Havemann noted that Congress made it possible in 2002 for those with green cards to collect food stamps.
U.S. Circuit Judge Peter Hall, a George W. Bush appointee, pressed the government lawyer defending the rule about how it affects health care for women of childbearing age.
Department of Justice attorney Gerard Sinzdak replied that the rule excludes such women, and he also said that it would not interfere with immigrants enrolling in Medicaid after they get a green card.
The Second Circuit’s ruling in the case is expected to help determine the boundaries of future Supreme Court arguments.
“Would you agree that it’s open to us to address what the appropriateness of a nationwide injunction is now?” U.S. Circuit Judge Gerard Lynch asked attorney Jonathan Hurwitz, who represents the immigration advocacy group Make the Road New York.
Hurwitz agreed that the Second Circuit has the power to limit the nationwide relief ordered by Daniels to the areas of its jurisdiction, in other words New York, Connecticut and Vermont.
Federal judges in Maryland and Illinois blocked the rule late last year as well, but the competing injunctions could mean varying financial requirements for green card applicants who live in different parts of the country.
The Supreme Court temporarily lifted nationwide injunctions against the rule in January. While a Seventh Circuit appeal of the Illinois decision remains pending, the Fourth overturned the Maryland ruling and the Ninth Circuit ruled similarly against an injunction in California.
In a friend-of-the-court brief, the House’s general counsel characterized the public-charge rule policy as an “overhaul” of the U.S. immigration system.
“Thus, under the new rule, immigration officials would exclude a noncitizen deemed likely to resemble any person in the less affluent half of the U.S.-born population,” its brief states.
The American Public Health Association filed an amicus brief as well, joined by the American Academy of Nursing and other leading scholars, deans, and experts.
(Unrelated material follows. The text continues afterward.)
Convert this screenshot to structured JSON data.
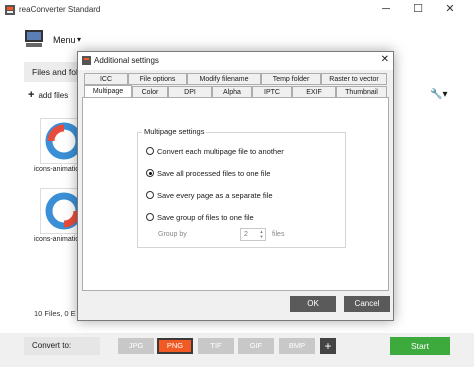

As the United States braces for the coronavirus epidemic, the health experts warned that the policy creates a “chilling effect on immigrant participation in essential health programs, negatively impact their overall health outcomes, result in significant disenrollment from health care programs, and create serious public health risks for individuals and communities across the nation.”
The Second Circuit reserved decision on an appeal, though any ruling upholding the injunction would not take immediate effect until the Supreme Court’s ruling.
Like Judge Leval, Judge Lynch is a Clinton appointee, as is the lower court’s Judge Daniels.
“It is repugnant to the American Dream of the opportunity for prosperity and success through hard work and upward mobility,” Daniels wrote in October. “Immigrants have always come to this country seeking a better live for themselves and their posterity. With or without help, most succeed.”